What elasticsearch does when restarting a cluster?


#1

I have en elasticsearch cluster consisting 3 nodes, and a pretty big index (~1500 fields), and when it restarts, ether from a "clean" restart or forced shotdown, it takes a while to go back up, and it hoggs the JVM heap and indexing slow down, as described in feeds such as:


My question is not how to handle this issues, but to understand: What does elasticsearch tries to do when the cluser is restrating? what is happening behind the scenes that cause this slowdown and heavy memory usage?
To what configurations does it relate to?
I need to be able to explain the process to my peers and then think how to make the cluser restart not stop other process in the machine that also uses JVM heap memory.
Thanks!


(David Turner) #2

Elasticsearch is preparing everything it needs to serve searches and indexing requests, loading various data structures from disk and doing other preparatory work.

The threads you linked were nothing to do with startup, so I don't see how they're relevant here.

Elasticsearch runs in a JVM on its own. It does not share a heap with any other process.

However, let me turn the question around: why does the startup performance matter to you? A properly configured 3-node cluster only needs to restart from cold after a serious disaster affecting multiple nodes.


#3

Thanks for your answer.

Elasticsearch is preparing everything it needs to serve searches and indexing requests, loading 
various data structures from disk and doing other preparatory work

What preperations? reindexing? remapping?
Does it matter if the data currently stored in elastic is big in size/mapping?

I have two java process in my VM, one of them is elastic. When I push a large number of files to elastic (meaning: a large number of files (~1,000,000 at a time for a while) with a large number of fields), and I stop elastic an restart it to see what happens if the machine would crash, the second process running stop to a crawl (or even carshes completely) and elasticsearch log tells me that:

  1. now throttling indexing for shard segment writing can't keep up stop throttling indexing for shards
  2. JVM garbage collector reports on overhead, like in the post I linked too (I know that the posts themselves are not related to cluster restart, but the log messages are the same for me, when I restart my cluster).
  3. etc

Again, I'm not here to understad the perticular issues I face when I restart, I'm Just trying to understand what elasticsearch is going through when restarting, how many tasks does it has, and how the number of docs or fields in mapping effect the restart.


(David Turner) #4

No, it does not do any reindexing unless you ask it to. I do not know what you mean by remapping.

Yes, I would expect it to take longer to restart if it has more data and/or if the data are more complex.

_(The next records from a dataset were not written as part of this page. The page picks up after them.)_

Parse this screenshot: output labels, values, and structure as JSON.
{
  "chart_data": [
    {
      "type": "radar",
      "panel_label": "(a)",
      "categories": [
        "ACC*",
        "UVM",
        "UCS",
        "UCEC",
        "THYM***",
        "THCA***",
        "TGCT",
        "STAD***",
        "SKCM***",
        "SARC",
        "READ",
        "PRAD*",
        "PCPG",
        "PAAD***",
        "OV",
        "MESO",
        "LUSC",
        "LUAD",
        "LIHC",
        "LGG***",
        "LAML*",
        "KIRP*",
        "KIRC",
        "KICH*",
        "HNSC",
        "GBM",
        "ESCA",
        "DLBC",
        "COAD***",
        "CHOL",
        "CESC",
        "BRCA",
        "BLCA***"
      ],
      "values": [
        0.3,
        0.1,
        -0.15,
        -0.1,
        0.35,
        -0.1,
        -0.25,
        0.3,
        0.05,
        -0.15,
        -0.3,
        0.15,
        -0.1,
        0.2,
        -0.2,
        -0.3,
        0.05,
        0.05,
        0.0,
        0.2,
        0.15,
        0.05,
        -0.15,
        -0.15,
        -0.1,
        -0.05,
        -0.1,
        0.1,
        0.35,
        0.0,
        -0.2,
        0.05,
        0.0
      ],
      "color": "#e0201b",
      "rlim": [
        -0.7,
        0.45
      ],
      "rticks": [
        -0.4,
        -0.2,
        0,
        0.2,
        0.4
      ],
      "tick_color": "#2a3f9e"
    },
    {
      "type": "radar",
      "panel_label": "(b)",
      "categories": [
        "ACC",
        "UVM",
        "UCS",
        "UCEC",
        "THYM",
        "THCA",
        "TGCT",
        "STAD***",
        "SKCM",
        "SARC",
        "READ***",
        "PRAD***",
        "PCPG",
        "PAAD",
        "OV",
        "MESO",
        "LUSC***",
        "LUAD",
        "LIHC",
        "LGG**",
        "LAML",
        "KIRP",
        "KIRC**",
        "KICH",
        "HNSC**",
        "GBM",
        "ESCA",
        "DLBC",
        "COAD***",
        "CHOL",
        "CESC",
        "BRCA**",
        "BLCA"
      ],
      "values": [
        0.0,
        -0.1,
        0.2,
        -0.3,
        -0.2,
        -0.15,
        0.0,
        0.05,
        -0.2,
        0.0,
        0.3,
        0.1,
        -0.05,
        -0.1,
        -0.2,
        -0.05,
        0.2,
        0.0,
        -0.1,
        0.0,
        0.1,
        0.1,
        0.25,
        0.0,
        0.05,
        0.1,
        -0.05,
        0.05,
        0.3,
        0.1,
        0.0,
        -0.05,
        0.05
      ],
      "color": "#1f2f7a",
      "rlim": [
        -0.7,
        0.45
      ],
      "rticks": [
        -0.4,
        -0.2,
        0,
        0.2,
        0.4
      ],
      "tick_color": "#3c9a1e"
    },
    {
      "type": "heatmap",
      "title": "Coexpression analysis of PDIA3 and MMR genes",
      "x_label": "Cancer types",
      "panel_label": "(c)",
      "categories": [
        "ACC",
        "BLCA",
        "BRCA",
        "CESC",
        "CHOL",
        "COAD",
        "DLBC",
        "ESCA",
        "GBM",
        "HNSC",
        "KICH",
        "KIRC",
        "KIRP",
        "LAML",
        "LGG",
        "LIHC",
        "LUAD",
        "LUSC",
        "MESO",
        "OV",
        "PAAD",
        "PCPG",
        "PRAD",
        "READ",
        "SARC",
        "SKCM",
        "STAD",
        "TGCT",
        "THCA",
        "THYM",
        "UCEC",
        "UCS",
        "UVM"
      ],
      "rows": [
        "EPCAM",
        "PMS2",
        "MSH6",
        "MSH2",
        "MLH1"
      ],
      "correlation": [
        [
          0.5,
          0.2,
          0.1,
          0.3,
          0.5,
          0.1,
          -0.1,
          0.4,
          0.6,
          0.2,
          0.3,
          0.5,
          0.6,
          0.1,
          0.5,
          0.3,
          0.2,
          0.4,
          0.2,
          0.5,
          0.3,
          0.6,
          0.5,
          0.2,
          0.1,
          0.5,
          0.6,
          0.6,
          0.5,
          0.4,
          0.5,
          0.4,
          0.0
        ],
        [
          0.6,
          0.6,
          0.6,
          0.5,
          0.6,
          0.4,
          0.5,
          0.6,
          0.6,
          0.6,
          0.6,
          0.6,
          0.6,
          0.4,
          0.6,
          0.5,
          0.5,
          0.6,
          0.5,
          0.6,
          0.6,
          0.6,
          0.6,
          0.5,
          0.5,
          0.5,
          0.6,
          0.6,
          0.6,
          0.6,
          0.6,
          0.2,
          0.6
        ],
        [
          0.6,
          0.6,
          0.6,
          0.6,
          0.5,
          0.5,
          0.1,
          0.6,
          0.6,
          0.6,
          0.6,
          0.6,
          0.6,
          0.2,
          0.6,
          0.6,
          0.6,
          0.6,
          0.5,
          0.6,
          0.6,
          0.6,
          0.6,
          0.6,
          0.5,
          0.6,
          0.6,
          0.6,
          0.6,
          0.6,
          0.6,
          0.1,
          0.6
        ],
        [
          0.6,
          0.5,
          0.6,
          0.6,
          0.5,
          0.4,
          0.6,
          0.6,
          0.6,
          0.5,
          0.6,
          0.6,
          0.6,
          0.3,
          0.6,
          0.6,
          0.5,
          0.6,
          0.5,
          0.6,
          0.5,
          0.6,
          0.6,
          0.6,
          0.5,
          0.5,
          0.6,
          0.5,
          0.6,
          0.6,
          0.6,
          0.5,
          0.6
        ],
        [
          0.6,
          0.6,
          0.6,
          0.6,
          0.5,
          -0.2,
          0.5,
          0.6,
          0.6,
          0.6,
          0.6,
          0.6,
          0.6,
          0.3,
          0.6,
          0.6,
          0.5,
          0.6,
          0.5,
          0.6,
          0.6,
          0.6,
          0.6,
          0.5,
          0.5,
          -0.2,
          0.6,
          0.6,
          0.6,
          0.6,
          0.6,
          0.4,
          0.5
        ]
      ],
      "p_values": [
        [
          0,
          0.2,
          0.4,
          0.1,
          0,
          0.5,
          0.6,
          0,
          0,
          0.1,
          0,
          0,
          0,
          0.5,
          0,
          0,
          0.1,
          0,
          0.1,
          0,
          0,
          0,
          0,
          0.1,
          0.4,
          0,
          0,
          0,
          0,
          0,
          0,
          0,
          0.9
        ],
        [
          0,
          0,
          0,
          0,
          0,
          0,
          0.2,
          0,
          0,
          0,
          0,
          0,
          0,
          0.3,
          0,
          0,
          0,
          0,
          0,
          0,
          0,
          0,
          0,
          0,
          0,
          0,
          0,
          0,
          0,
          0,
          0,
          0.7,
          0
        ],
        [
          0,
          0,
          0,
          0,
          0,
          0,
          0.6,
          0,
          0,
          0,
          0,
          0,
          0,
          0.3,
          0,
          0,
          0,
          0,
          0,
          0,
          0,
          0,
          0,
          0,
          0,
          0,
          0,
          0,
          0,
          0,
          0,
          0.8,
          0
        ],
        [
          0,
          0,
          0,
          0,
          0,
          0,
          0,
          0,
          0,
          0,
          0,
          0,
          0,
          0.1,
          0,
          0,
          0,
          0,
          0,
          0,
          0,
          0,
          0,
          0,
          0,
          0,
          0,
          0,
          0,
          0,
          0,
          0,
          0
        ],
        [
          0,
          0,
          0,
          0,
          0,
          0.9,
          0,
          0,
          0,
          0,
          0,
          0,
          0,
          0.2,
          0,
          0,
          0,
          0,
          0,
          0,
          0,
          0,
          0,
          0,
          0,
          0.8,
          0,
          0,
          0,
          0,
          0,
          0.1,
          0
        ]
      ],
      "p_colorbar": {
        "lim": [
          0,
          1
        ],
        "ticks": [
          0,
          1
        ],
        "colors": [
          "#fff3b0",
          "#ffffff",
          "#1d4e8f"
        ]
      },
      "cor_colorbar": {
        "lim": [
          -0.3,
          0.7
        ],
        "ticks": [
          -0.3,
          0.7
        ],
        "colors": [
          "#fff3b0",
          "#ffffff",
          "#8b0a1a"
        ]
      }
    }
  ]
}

You can find out what the Elasticsearch process is doing at any time using the hot threads API or by taking a thread dump with jstack. You can also increase the logging level to get more information in the logs.

I would expect a certain amount of GC activity when starting up a node - it's working as hard as it can trying to get the node back up as quickly as possible, so it will try and use all the resources that you've allowed it to use. This includes CPU, memory and I/O bandwidth. If it's a problem that it's affecting other processes then it sounds like you will need to isolate these processes better.


#5

Awsome.
Thank you for your time and patience!